Czy Archie może być jeszcze głupszy? To co się dzieje z jego postacią to po prostu śmiech na sali. W najnowszym odcinku gość przeszedł samego siebie. Ile gadał z tą dziewczyną w tym miasteczku, 10 minut (??) i wszystko jej wypaplał. No szok.

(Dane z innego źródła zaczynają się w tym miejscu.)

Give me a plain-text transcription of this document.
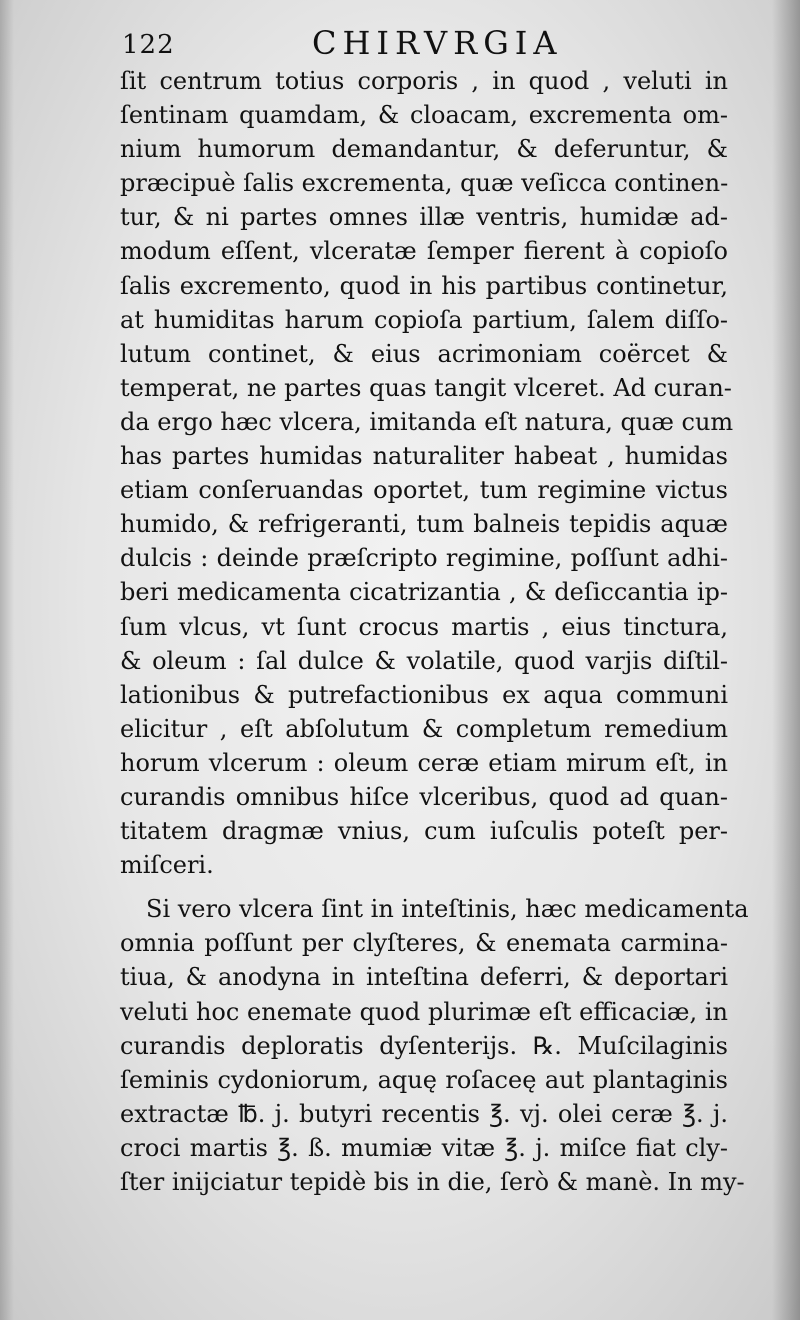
122	CHIRVRGIA
ſit centrum totius corporis , in quod , veluti in
ſentinam quamdam, & cloacam, excrementa om-
nium humorum demandantur, & deferuntur, &
præcipuè ſalis excrementa, quæ veſicca continen-
tur, & ni partes omnes illæ ventris, humidæ ad-
modum eſſent, vlceratæ ſemper fierent à copioſo
ſalis excremento, quod in his partibus continetur,
at humiditas harum copioſa partium, ſalem diſſo-
lutum continet, & eius acrimoniam coërcet &
temperat, ne partes quas tangit vlceret. Ad curan-
da ergo hæc vlcera, imitanda eſt natura, quæ cum
has partes humidas naturaliter habeat , humidas
etiam conſeruandas oportet, tum regimine victus
humido, & refrigeranti, tum balneis tepidis aquæ
dulcis : deinde præſcripto regimine, poſſunt adhi-
beri medicamenta cicatrizantia , & deſiccantia ip-
ſum vlcus, vt ſunt crocus martis , eius tinctura,
& oleum : ſal dulce & volatile, quod varjis diſtil-
lationibus & putrefactionibus ex aqua communi
elicitur , eſt abſolutum & completum remedium
horum vlcerum : oleum ceræ etiam mirum eſt, in
curandis omnibus hiſce vlceribus, quod ad quan-
titatem dragmæ vnius, cum iuſculis poteſt per-
miſceri.
Si vero vlcera ſint in inteſtinis, hæc medicamenta
omnia poſſunt per clyſteres, & enemata carmina-
tiua, & anodyna in inteſtina deferri, & deportari
veluti hoc enemate quod plurimæ eſt efficaciæ, in
curandis deploratis dyſenterijs. ℞. Muſcilaginis
ſeminis cydoniorum, aquę roſaceę aut plantaginis
extractæ ℔. j. butyri recentis ℥. vj. olei ceræ ℥. j.
croci martis ℥. ß. mumiæ vitæ ℥. j. miſce fiat cly-
ſter inijciatur tepidè bis in die, ſerò & manè. In my-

Dokładnie. Tak samo Betty, która zamiar spuścić te cukierki w toalecie to wyrzuciła do kosza, do którego każdy może zajrzeć... Albo Hiriam, który pyta córki "czy jesteś na mnie zła?" po tym jak wpakował jej chłopaka do paki, próbował zabić, zabił X innych osób... serio? Veronica nie lepiej. Najpierw wyzywa ojca od oszustów, a później organizuje nielegalny wieczorek hazardowy i... korzysta z rad ojca. Serio?
Chcą robić serial z fantastycznymi wątkami - ok. Ale niech to co robią postacie ma chociaż minimum logiki... :)
Zgadzam się w 100%. Szkoda, że zepsuli ten serial : ( A im dalej tym gorzej. Debilizm goni debilizm. Jedynie co mnie ciekawi to kto jest tym Królem Gargulców i oby nie okazał się nim Hiram Lodge, bo już serio zwątpię....
Wszystko wskazuje na to, że Hiram jest zamieszany w wszystkie dziwne fantastyczne rzeczy, które dzieją się w Riverdale, więc... nie zdziwiłabym się :D
W sumie, to by przekroczyło granicę absurdu. Wielki pan gangster, wcielenie zła, w wolnych chwilach pomyka po lesie w stroju z patyczków i straszy małolatów.
ja myślałam, że właśnie zobaczyli swój błąd z 2 sezonu i już nie będą robić z Archiego głupka i w miare nie było tak źle, ale ten odcinek tragiczny. jego głupota była powalająca. trochę jak 5-latek, który zobaczył sklep z cukierkami bezmyślnie wbiegający na jezdnie bo sobie coś upatrzył i bez refleksji go to zaciekawiło.
Serio, ja naprawdę jestem niewymagającym widzem, jestem w stanie naprawdę znieść dużo debilizmu w serialach, ale to co się tu wyprawia z Archie'm przekroczyło nawet moją skalę XD.